Di questi, 44 fanno parte della Direzione Generale in Tavagnacco (Udine), 53 sono impiegati presso le Agenzie della banca dislocate da Trieste a Gallarate (Va), fino Modena e Carrara. In Friuli Venezia Giulia, 52 saranno le famiglie che subiranno gli effetti del licenziamento. Come sempre sostenuto dalle Organizzazioni Sindacali, l’elenco fornito
dalla banca è predisposto con un dettaglio nell’identificare il numero degli esuberi  così specifico dal punto di vista
organizzativo, che fa sorgere il dubbio sull’applicazione di criteri oggettivi. L’identificare al minimo livello di unità organizzativa (per essere chiari, per Area, per Reparto e per Ufficio) il numero di esuberi distinti da responsabili di unità organizzativa ed addetti, nella maggior parte dei casi si traduce in un’individuazione mirata dei nominativi sgraditi dalla banca. E non si capice con quale logica in questo modo  l’azienda ritenga utile licenziare dei responsabili, con alta anzianità aziendale, carichi di famiglia ed elevata professionalità, per mantenere un altro collega. Ovvero altri
colleghi delle agenzie, perché quel determinato ruolo in quella determinata provincia non è più necessario. Per questo sembrano di nuovo disattese le tutele previste nel ccnl dei bancari, che permettono alle aziende di utilizzare tutti i livelli di inquadramento assegnando anche mansioni più alte rispetto all’inquadramento (quindi sottopagando le professionalità), e viceversa, nonché  in caso di emergenza di trasferire il personale.

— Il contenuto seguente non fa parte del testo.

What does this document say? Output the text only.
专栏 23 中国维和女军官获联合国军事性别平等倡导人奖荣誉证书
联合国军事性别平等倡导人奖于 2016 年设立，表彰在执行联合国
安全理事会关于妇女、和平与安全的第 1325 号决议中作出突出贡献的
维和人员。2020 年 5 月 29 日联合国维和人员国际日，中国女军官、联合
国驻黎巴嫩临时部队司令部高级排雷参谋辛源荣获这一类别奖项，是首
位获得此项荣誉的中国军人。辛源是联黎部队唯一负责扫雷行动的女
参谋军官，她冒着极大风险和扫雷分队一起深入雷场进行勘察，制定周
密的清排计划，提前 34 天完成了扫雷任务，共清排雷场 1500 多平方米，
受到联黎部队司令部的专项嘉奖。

Per questo critico l’applicazione delle regole di legge adottata dalla banca per individuare i dipendenti da licenziare, in assenza di informazione sulle future strategia aziendali: avrei escluso perticolarismi non in linea con i principi di legge se i criteri di individuazione degli esuberi fossero stati applicati ai macro settori organizzativi della banca.
In questo modo, l’intenzione di ridurre il numero di personale  non di ridurre i costi sul personale appare attuata, in molti casi, ad-personam.

La seconda conquista ottenuta presso il Ministero del Lavoro addolcisce l’amara realtà: almeno i colleghi che da ieri sera sanno di non essere graditi potranno beneficiale del fondo emergenziale del settore che garantirà 24 mensilità, seppur ridotte  mediamente al 70%.